Why do these programs produce different outputs?

Program 1:

#include <stdio.h>
#include <limits.h>

int main()
{
    long long bigger = 0;
    int smaller = INT_MAX;

    bigger = smaller * 2;
    printf("Smaller = %d\n", smaller);
    printf("Bigger = smaller * 2 = %lld\n\n", bigger);

    return 0;
}

Output:

Smaller = 2147483647

Bigger = smaller * 2 = -2

---

Program 2:

#include <stdio.h>
#include <limits.h>

int main()
{
    long long bigger = 0;
    int smaller = INT_MAX;

    bigger = smaller;
    bigger *= 2;
    printf("Smaller = %d\n", smaller);
    printf("Bigger = smaller * 2 = %lld\n\n", bigger);

    return 0;
}

Output:

Smaller = 2147483647

Bigger = smaller * 2 = 4294967294

---

My guess is that program 1 attempts to store the multiplication result in a temporary storage which is of the same size as int.
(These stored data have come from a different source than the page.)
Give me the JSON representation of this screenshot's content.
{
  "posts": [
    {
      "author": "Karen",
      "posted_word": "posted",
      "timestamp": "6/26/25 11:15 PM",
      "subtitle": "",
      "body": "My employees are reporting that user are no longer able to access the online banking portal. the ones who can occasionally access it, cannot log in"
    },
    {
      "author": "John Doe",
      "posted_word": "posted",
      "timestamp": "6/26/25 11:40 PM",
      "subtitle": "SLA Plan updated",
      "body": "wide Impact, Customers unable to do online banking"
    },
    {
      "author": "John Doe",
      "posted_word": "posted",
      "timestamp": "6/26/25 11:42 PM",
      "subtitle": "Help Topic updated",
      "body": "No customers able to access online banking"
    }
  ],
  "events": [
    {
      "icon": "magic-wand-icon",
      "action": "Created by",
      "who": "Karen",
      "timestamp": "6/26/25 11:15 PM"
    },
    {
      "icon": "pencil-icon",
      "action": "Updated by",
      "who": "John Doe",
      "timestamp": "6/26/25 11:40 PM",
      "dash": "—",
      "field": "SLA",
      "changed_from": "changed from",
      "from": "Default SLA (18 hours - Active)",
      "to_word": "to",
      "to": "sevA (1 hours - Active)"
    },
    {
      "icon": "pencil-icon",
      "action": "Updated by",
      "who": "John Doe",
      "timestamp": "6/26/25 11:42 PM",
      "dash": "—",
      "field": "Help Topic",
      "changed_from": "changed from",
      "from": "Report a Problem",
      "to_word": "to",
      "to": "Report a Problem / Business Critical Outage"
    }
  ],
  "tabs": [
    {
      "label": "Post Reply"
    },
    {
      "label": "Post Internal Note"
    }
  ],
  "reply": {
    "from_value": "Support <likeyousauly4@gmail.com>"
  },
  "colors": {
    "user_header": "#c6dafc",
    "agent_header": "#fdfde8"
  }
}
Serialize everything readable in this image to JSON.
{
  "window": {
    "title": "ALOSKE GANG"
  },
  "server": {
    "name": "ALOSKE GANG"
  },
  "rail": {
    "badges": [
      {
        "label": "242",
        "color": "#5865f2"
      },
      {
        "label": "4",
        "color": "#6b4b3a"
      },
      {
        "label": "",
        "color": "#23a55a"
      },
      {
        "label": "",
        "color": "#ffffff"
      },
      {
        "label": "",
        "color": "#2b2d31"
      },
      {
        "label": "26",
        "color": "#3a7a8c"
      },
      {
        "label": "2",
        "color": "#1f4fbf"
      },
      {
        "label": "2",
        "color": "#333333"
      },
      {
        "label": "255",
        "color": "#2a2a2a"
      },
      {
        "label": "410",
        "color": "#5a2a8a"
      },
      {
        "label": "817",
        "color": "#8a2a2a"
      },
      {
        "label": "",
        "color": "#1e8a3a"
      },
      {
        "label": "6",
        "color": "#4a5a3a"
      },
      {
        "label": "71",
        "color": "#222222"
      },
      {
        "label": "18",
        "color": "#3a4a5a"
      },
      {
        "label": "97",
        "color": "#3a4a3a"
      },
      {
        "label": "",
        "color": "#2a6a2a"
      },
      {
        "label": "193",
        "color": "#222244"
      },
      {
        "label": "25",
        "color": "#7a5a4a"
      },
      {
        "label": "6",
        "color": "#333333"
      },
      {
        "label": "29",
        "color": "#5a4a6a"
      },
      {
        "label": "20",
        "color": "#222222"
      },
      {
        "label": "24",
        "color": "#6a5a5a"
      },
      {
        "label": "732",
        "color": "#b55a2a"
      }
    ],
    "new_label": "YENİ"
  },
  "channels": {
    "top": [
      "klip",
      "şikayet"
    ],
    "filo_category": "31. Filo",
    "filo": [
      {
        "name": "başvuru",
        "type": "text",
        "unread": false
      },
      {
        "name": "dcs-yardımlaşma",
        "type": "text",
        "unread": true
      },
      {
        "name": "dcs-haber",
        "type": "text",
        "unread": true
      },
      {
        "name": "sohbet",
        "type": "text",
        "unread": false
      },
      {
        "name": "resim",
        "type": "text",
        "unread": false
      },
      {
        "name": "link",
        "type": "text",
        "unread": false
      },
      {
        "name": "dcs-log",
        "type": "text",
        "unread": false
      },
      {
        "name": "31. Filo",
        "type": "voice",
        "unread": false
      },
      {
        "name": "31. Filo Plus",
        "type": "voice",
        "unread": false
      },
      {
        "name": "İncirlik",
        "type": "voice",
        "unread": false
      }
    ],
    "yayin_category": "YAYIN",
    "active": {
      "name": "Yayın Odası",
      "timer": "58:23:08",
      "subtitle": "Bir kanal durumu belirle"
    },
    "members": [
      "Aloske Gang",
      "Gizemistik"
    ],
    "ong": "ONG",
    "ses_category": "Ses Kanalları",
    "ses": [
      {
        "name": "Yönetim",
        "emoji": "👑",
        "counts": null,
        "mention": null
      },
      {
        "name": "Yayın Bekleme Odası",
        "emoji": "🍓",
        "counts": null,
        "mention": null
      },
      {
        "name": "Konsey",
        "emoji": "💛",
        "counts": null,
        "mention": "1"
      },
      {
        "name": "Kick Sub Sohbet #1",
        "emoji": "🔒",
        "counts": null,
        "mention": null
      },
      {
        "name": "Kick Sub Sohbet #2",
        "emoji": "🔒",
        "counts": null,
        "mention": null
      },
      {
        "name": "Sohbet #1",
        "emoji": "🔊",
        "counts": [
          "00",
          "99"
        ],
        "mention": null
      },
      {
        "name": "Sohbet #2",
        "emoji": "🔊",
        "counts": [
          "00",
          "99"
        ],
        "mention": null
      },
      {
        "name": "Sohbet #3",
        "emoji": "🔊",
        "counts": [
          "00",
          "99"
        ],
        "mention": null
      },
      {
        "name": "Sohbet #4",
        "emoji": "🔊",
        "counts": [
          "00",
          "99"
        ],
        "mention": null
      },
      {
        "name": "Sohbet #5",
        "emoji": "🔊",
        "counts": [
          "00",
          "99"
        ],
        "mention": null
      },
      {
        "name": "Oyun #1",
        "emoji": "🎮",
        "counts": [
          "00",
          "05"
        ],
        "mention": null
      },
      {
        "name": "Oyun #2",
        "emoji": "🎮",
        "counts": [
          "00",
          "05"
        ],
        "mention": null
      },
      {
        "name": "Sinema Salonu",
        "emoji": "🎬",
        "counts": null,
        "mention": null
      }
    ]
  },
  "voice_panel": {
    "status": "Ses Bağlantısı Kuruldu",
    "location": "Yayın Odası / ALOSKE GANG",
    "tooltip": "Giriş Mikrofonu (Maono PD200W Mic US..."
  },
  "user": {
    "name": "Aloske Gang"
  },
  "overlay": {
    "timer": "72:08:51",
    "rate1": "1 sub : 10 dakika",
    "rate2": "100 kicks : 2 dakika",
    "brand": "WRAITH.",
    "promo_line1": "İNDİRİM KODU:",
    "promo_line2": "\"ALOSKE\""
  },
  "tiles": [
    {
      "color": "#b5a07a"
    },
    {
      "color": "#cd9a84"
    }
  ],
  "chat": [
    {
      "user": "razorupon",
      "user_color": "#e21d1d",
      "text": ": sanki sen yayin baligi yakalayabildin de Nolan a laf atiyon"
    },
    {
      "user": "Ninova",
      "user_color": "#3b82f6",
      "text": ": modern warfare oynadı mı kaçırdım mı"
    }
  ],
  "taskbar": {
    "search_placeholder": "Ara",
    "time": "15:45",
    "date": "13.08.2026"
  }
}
So it overflows. Whereas, program 2, stores the multiplication result in the larger storage.

Am I correct?

Additionally, if I have made any grievous mistake in either of the programs, please let me know (because according to me, those programs compile perfectly)!

Answer 1

smaller is an int, so is the literal 2. So their product is an int too. Since INT_MAX * 2 can't be represented by an int (by definition, pretty much), it overflows leading to undefined behavior.

If, however, you store the value in a long long, then, when performing the multiplication, default integer promotion (the "usual arithmetic conversion") happens. Now, if your long long can represent INT_MAX * 2, you will end up with something semantically equivalent with bigger = bigger * (long long)2, which works as expected.